Scorsese: We need to remember that the loss of over 75% of silent cinema to deterioration isn’t just a matter of rhetoric or propaganda – that’s for real. We need to remember that films are being lost all the time, and that we only find out that they’re lost after the fact: They don’t explode, they just quietly deteriorate. We need to remember, as I said before, that the work is constant and not at all glamorous. For every success story like the discovery and restoration of the John Ford silent picture “Upstream,” there are thousands of other pictures that need to be located, or properly restored, or preserved, or all of the above. In short, we need to remember, period. And we need to act, without waiting for someone else to do it.
CG: Many of your films are about obsessed men, from “Raging Bull” through “Shutter Island.” Do Hugo’s obsessions fit in with that?
MS: Sure. In “Hugo,” there are two obsessions: Hugo’s and Melies’. Hugo is obsessed with solving the mystery and uncovering the secret, and Melies is obsessed with burying the past and maintaining the secret, and that is born of another obsession: the obsession of cinema and the shame of being cast away and forgotten.
CG: You helped revitalize audience interest in the films of Michael Powell, whose trajectory could be compared in certain aspects to Melies’ in “Hugo.” How much of you is in “Hugo?”
MS: You never really know how much of yourself you’ve put into a character. Or at least I don’t. You just make the movie, and then other people tell you.

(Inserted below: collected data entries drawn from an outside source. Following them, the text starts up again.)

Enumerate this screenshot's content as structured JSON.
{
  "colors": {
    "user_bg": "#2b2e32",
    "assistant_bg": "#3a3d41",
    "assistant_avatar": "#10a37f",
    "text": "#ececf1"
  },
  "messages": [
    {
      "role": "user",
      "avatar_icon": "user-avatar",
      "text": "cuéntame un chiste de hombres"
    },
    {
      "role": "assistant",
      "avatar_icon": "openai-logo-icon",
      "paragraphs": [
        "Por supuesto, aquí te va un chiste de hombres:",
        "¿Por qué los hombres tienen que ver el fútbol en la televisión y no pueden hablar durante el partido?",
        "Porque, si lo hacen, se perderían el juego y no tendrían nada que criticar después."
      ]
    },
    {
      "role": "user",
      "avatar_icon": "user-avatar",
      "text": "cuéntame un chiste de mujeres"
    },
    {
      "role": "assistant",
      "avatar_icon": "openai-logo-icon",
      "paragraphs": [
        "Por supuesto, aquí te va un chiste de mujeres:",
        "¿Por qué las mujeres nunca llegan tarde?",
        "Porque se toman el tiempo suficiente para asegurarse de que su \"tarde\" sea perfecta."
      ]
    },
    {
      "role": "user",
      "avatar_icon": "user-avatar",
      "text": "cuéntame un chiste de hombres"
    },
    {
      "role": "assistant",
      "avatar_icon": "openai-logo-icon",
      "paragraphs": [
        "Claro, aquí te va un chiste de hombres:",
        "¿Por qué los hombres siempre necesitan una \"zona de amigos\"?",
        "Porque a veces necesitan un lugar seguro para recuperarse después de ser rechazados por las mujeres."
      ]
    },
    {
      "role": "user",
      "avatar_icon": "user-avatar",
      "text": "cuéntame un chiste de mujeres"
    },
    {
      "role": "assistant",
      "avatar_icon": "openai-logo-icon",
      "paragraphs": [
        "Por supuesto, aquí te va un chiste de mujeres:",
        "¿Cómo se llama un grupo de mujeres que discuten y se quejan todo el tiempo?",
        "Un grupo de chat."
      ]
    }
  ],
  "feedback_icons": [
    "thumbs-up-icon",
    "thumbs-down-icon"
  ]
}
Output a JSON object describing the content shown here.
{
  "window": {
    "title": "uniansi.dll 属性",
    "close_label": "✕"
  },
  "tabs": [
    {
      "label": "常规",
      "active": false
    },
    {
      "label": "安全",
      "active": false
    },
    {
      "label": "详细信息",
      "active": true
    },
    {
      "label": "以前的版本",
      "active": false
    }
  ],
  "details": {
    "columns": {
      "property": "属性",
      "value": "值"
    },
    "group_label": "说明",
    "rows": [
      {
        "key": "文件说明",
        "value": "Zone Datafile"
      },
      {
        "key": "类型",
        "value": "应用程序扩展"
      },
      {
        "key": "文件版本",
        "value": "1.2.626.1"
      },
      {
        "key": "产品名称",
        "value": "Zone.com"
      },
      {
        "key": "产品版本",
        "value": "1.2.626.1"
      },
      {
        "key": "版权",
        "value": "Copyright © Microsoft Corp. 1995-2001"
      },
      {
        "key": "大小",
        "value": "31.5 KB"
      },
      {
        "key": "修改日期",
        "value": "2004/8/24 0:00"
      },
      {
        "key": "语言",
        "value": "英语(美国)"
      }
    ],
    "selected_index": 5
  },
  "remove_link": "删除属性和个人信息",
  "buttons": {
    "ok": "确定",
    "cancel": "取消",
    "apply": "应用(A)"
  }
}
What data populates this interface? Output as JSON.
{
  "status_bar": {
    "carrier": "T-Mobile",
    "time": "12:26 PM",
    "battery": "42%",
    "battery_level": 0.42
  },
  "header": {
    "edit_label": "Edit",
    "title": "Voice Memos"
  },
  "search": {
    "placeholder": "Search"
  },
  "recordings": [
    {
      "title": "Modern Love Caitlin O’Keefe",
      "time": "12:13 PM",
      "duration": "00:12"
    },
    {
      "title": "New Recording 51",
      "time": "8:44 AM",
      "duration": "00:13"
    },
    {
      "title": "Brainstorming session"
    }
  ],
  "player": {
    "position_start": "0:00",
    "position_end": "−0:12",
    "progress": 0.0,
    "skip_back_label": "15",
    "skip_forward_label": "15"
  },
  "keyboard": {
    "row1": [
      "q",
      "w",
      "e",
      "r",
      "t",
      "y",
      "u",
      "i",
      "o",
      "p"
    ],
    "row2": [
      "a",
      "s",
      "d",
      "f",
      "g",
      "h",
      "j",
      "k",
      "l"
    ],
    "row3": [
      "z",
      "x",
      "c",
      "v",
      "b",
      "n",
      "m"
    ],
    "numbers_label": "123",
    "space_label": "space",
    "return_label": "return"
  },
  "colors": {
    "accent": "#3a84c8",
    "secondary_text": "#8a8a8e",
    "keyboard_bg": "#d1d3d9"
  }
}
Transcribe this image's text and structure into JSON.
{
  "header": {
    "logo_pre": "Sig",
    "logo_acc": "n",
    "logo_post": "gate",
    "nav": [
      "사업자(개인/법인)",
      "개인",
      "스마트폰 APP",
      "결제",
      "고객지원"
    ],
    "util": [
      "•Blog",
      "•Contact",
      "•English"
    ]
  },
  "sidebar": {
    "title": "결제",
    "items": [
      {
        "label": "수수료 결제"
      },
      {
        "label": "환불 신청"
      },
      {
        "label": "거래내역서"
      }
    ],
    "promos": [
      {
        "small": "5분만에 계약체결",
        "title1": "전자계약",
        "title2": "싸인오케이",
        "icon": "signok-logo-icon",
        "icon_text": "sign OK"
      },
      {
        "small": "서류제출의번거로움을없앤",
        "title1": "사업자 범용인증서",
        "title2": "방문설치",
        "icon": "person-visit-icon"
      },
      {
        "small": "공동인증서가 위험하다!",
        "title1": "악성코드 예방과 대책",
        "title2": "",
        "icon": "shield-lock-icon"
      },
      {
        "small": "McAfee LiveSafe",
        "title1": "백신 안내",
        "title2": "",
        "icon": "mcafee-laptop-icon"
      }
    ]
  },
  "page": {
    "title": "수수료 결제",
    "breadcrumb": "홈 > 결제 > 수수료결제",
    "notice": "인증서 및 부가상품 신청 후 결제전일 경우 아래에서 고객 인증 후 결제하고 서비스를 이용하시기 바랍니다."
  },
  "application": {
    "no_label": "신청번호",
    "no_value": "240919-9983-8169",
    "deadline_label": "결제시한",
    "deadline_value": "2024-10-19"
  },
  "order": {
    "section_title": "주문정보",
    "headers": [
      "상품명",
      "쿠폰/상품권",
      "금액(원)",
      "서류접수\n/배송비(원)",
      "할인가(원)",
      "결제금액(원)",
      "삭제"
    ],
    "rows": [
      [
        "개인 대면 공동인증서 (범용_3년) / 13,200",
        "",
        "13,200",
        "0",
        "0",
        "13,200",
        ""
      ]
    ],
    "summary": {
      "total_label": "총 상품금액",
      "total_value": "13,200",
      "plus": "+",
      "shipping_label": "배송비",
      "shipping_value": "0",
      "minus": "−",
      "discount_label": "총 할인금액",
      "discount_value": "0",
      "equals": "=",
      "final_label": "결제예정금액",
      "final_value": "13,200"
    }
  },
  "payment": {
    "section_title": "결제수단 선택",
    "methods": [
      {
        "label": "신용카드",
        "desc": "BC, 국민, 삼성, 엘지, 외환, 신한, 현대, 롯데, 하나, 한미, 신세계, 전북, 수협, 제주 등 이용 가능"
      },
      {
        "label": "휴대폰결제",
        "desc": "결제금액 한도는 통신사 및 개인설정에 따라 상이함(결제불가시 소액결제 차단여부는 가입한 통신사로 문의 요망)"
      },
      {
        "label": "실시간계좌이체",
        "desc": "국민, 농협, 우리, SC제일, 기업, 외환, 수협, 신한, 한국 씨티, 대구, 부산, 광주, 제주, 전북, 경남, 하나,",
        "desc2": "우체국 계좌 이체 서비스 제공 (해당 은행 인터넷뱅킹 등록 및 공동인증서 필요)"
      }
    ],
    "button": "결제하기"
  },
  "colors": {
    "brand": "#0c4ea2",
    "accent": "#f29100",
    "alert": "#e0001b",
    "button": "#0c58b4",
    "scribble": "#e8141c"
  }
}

Obviously there are exceptions. I’ve made pictures that are more explicitly autobiographical, but I find it interesting when people see parallels with my life in the films I make. The parallels with Hugo himself seem obvious, particularly in relation to my friendship with Michael and my involvement with film history. But ultimately, it’s much more mysterious than that. And the truth is that I see aspects of myself in many of the characters.
CG: A lot of people in Hollywood think they know a lot about film history. What is the aspect of it that most people don’t know but that they need to know?
MS: That it always has to be reclaimed, retaught; that the battle is never over. People imagine there’s an end point, but there really isn’t. Why? Because we live in an economically driven world, and from a strictly economic standpoint, restoring and preserving old movies is not a top priority. If you’re thinking in terms of morality and culture, that’s another matter entirely. But it takes a lot of effort to steer the conversation in that direction, and the effort is constant, because it’s always going to veer back toward the bottom line. Right now, the battle has to be waged on new fronts. For instance, the repertory cinema circuit is in serious trouble. There are fewer and fewer prints. Some of the companies are reluctant to make DCPs (digital cinema packages) due to the cost, and many of the theaters can’t afford DCP projection systems. And then, of course, there is always a new generation of kids who don’t know and who are interested in movies but who have no idea who Lubitsch or Hawks or Satyajit Ray are. And each new generation is a little more distant from the beginnings of cinema, from the heyday of the Hollywood studios, from Italian neorealism and the French new wave, and now from the ’90s, when the consciousness of film preservation had really taken hold.
CG: You’ve said you made “Hugo” for your daughter. Did this experience make you want to do more family films or did it make you want to do something entirely different?
MS: Ultimately, there are only projects that interest me and projects that don’t. That’s it. Now, I’ve come across some projects that I find very exciting and that I can imagine someone else doing a beautiful job with, but they don’t interest me. In the case of “Hugo,” yes, it was a family picture, but that was secondary. It sparked something in me, and I found myself driven to make it.
CG: Some filmmakers think 3D is good for every film, but Steven Spielberg says it has to be used selectively. Where are you on this issue?
MS: I agree with Steven. I had always been interested in 3D, and I thought it made sense for “Hugo.” Generally, whenever there’s a new technological development, there’s a corresponding sense of excitement. The same thing happened with the introduction of three-strip Technicolor and CinemaScope and Dolby. And then everyone remembers it’s only a means, not an end. Real 3D is beautiful, but it’s just one choice, one tool among many, and you only want to use it if it’s the right tool.
CG: Do you have any desire to do “Silence” or “Sinatra” in 3D?
MS: Yes. I’m considering the possibility.